Eclectic Medicine

Eclectic medicine was a branch of American medicine which made use of botanical remedies along with other substances and physical therapy practices, popular in the latter half of the 19th and first half of the 20th centuries.
The term was coined by Constantine Samuel Rafinesque (1784 to 1841), a physician living among the Native Americans, and observing their use of medicinal plants. Rafinesque used the word "eclectic" to refer to those physicians who employed whatever was found to be beneficial to their patients (eclectic being derived from the Greek word "eklego", meaning "to choose from").
Therefore, "Eclectics" were doctors who practiced with a philosophy of "alignment with nature," learning from and using concepts from other schools of medical thought. They opposed the techniques of bleeding, chemical purging and the use of mercury compounds common among the "conventional" doctors of that time.

Gemmotherapy


Gemmotherapy-[from Lat. gemma, bud, and New Lat. therapīa, Grk. therapeia, medical treatment] is a form of herbal medicine that uses remedies made principally from the embryonic tissue of various trees and shrubs (the buds and emerging shoots), but also from the reproductive parts (the seeds and catkins) and from newly-grown tissue (the rootlets and the cortex of rootlets). In two instances, remedies are also made from the sap.
This raw material is taken in the Spring (in the case of the seeds, in the Autumn), at the peak time of the tree or shrub’s annual germination, in order to capture the various nutrients, vitamins, plant hormones and enzymes that are released during this process, and which in some cases are only present in the plant at this time.
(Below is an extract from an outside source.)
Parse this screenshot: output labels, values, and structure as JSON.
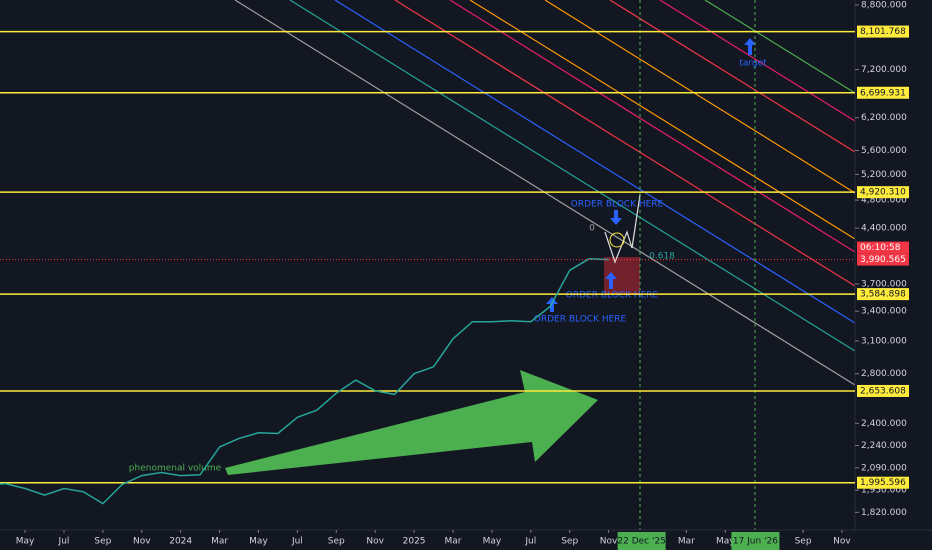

Some practitioners of gemmotherapy (they are rarely referred to as ‘gemmotherapists’) furthermore believe that:



  • the vital energy of trees and shrubs is at its highest point when the new leaves, branches and flowers begin to emerge

  • the vital energy is concentrated in these parts

  • this energy in some way remains in or informs the resulting gemmotherapy remedies; and

  • the efficacy of gemmotherapy remedies is enhanced or explained by it

Ethnopharmacology


When studying the effectiveness of herbal medicines and other nature-derived remedies, the information of the traditional uses of certain extracts of even extract combinations plays a key role. The lack of studies proving the use of herbs in traditional care is especially an issue in the United States where the use of herbal medicine has fallen out of use since the Second World War and was considered suspect since the Flexner Report of 1910 led to the closing of the eclectic medical schools where botanical medicine was exclusively practiced. This is further complicated by most herbal studies in the latter part of the 20th Century having been published in languages other than English such as German, Dutch, Chinese, Japanese, Korean and Farsi. As it may be more difficult to review foreign language publications, many of these publications have undergone been incorporated into the US Food and Drug Administration's "FDA" determinations of drug safety. In 1994 the US Congress passed the Dietary Supplement Health and Education Act (DSHEA), regulating labeling and sales of herbs and other supplements. Most of the 2000 US companies making herbal or natural products choose to market their products as food supplements that do not require substantial testing.